Rot ist mein Name - Orhan Pamuk

  • OT: Benim Adim Kirmizi


    Kurzbeschreibung:
    Man schreibt das Jahr 1591, Istanbul ist vom Schnee bedeckt. Ein Toter spricht zu uns aus der Tiefe eines Brunnens. Er kennt seinen Mörder, und er kennt auch die Ursache für den Mord: ein Komplott gegen das gesamte Osmanische Reich, seine Religion, seine Kultur, seine Tradition. Darin verwickelt sind die Miniaturenmaler, die beauftragt sind, für den Sultan zehn Buchblätter zu malen, ein Liebender und der Mörder, der den Leser bis zum Schluß zum Narren hält. Ein spannender Roman, der, als historischer Krimi verkleidet, immer wieder auch auf die gegenwärtige Spannung zwischen Orient und Okzident verweist.



    Über den Autor:
    Orhan Pamuk, 1952 in Istanbul geboren, studierte Architektur und Journalismus und lebte mehrere Jahre in New York. Für seine Romane erhielt er 1990 den "Independent Foreign Fiction Award", 1991 den "Prix de la découverte européene", 2005 den Friedenspreis des Deutschen Buchhandels und 2006 den Nobelpreis für Literatur. Der in seiner Heimat umstrittene Autor ist der erste türkische Schriftsteller, der die renommierte Auszeichnung erhält. Das Nobelpreiskomittee lobte seine Vermittlerrolle zwischen Orient und Okzident. 2006 erhielt Orhan Pamuk die Ehrendoktorwürde der Freien Universität Berlin und 2007 wurde er mit der Ehrendoktorwürde der Bosporus Universität in Istanbul ausgezeichnet. Der Schriftsteller lebt in Istanbul.



    Meine Meinung:
    Dieser Roman verlangt dem Leser so einiges ab, neben dem Interesse an historischer Buchmalerei im Osmanischen Reich und in Europa zur Zeit der Renaissance vor allem Geduld und den Sinn für ausschweifende Beschreibungen. Der Mord an einem Buchmaler ist nur der Ausgangspunkt für die Darstellung des Bilderstreits Ende des 16. Jahrhunderts in der Türkei. Diese Auseinandersetzung ist die eigentliche Hauptfigur des Romans, die darin enthaltene Liebesgeschichte ebenso schmückendes Beiwerk wie die "Kriminalhandlung". In einer größtenteils poetischen Sprache wird der Leser in diesen Streit einbezogen, erfährt die verschiedenen Positionen, aber auch sehr viel über das Leben und die Arbeit der Buchmacher selbst. Durch die ständig wechselnden Erzählperspektiven, in denen nicht nur die Hauptfiguren, sondern auch Gegenstände und abstrakte Formen (z.B. die Farbe Rot oder der Tod) zu Wort kommen, erhält der Leser ein komplexes Bild von den Geschehnissen und den Charakteren. Viele der Sprecher verwenden Fabeln oder erklären mithilfe vergangener Ereignissen, um das Gesagte verständlicher zu machen. Ob dies auch für den heutigen Mitteleuropäer gilt, wage ich zu bezweifeln, ich für meinen Teil hatte des öfter Schwierigkeiten, die zahlreichen Padischahs und Fürsten auseinanderzuhalten und konnte an manchen Stellen dem Erzählten nicht ganz folgen.
    Mein Fazit: Eine durchaus interessante Geschichte, die tiefe Einblicke in eine spannende Epoche gibt und auf ungewöhnliche Weise erzählt wird, dabei aber einige Längen hat, die Lesefluss und -vergnügen etwas hemmen.

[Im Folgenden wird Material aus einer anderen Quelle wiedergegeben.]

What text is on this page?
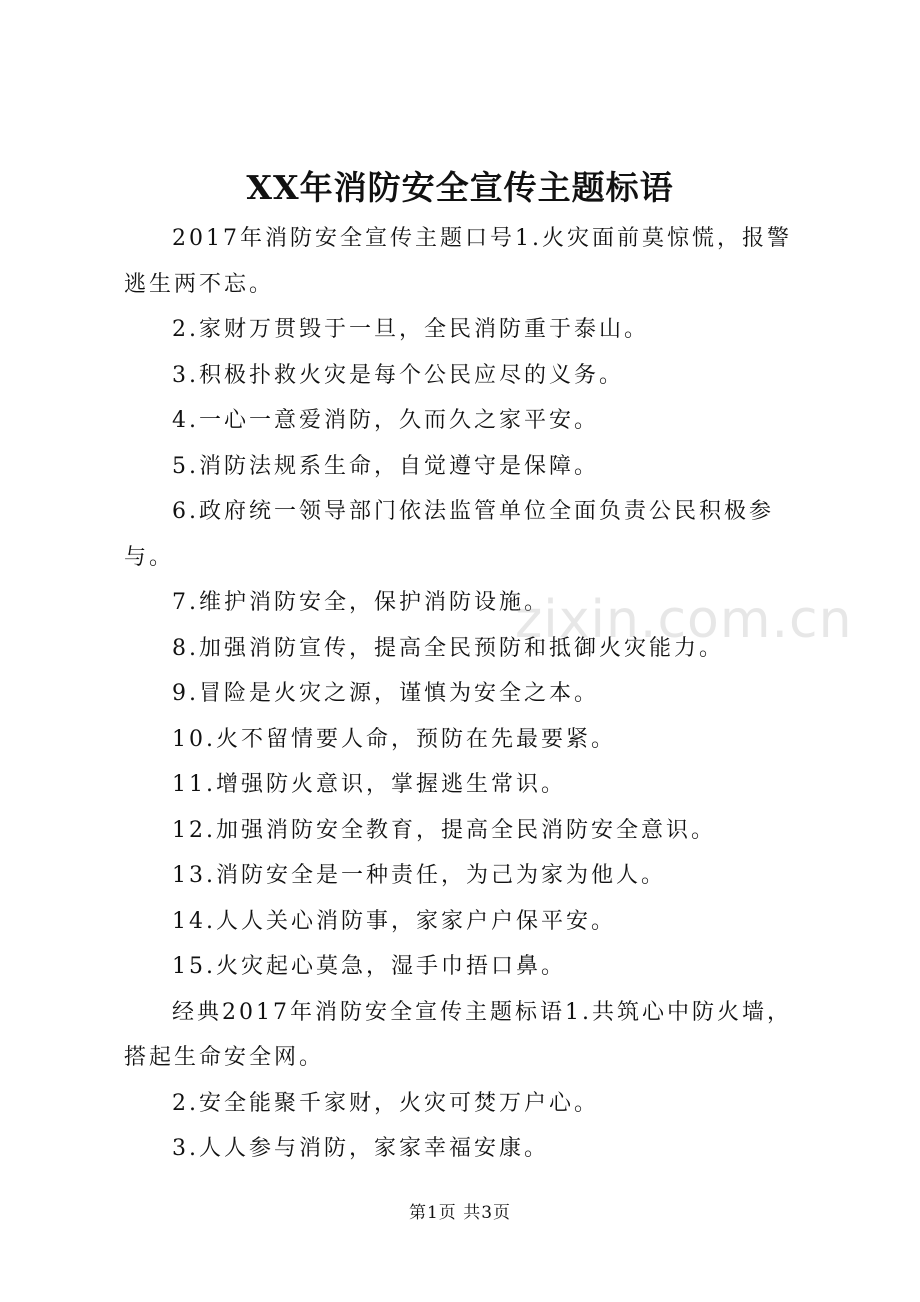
XX年消防安全宣传主题标语

2017年消防安全宣传主题口号1.火灾面前莫惊慌，报警逃生两不忘。

2.家财万贯毁于一旦，全民消防重于泰山。

3.积极扑救火灾是每个公民应尽的义务。

4.一心一意爱消防，久而久之家平安。

5.消防法规系生命，自觉遵守是保障。

6.政府统一领导部门依法监管单位全面负责公民积极参与。

7.维护消防安全，保护消防设施。

8.加强消防宣传，提高全民预防和抵御火灾能力。

9.冒险是火灾之源，谨慎为安全之本。

10.火不留情要人命，预防在先最要紧。

11.增强防火意识，掌握逃生常识。

12.加强消防安全教育，提高全民消防安全意识。

13.消防安全是一种责任，为己为家为他人。

14.人人关心消防事，家家户户保平安。

15.火灾起心莫急，湿手巾捂口鼻。

经典2017年消防安全宣传主题标语1.共筑心中防火墙，搭起生命安全网。

2.安全能聚千家财，火灾可焚万户心。

3.人人参与消防，家家幸福安康。

zixin.com.cn
第1页 共3页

    Von mir 7 Punkte! :wave



    Zu dem Buch gab es eine gemeinsame Leserunde, die >HIER< nachgelesen werden kann.

  • Herzlichen Dank für diese sehr informative und ausführliche Rezi - leider führt sie dazu, dass die Schwindsucht in meiner Geldbörse sich weiter ausbreiten wird. :wave

    Ich mag verdammen, was du sagst, aber ich werde mein Leben dafür einsetzen, dass du es sagen darfst. (Evelyn Beatrice Hall)


    Allenfalls bin ich höflich - freundlich bin ich nicht.


    Eigentlich mag ich gar keine Menschen.

  • Ich kann mich eigentlich Milla in allen Punkten anschliessen.


    Ich hatte das Buch mit grosser Begeisterung begonnen, mochte die poetische Sprache (hier in der englischen Uebersetzung), die ungewoehnlichen Perspektiven, und einfach auch die fuer mich unbekannte Kultur. Und begann auch ganz gezielt mir Zitate rauszuschreiben. Hier eines der schoensten fuer mich:


    "Painting is the silence of thought and the music of sight."


    Die unterschiedlichen Charaktere sind sehr gut beschrieben und jede Figur bringt dem Leser einen anderen Teil der Gesellschaft zur Zeit des osmanischen Reiches naeher.


    Die Beschreibung des Streites um den richtigen Malstil ist vor allem ein religioeser Streit - ist Portraitmalerei und Techniken wie perspektivisch zu zeichnen gotteslaesternd? Aus Venedig kommen die Gedanken der Renaissance ins osmanische Reich und sorgen fuer Aufruhr. Ost und West sind hier total im Gegensatz. Doch wie sagt der Koran? Pamuk zietiert ihn gleich zu Beginn seines Buches:


    "To God belongs the East and the West." - Koran, "The Cow" 115


    Ich wuenschte, auch unsere heutige Welt koennte sich oefter an diesen Satz erinnern! Leider muessen da sowohl die Charaktere in Pamuks Buch noch einen Lernprozess durchmachen (und viele sind auch am Ende der Seiten noch nicht soweit) als auch die Menschen unserer Zeit.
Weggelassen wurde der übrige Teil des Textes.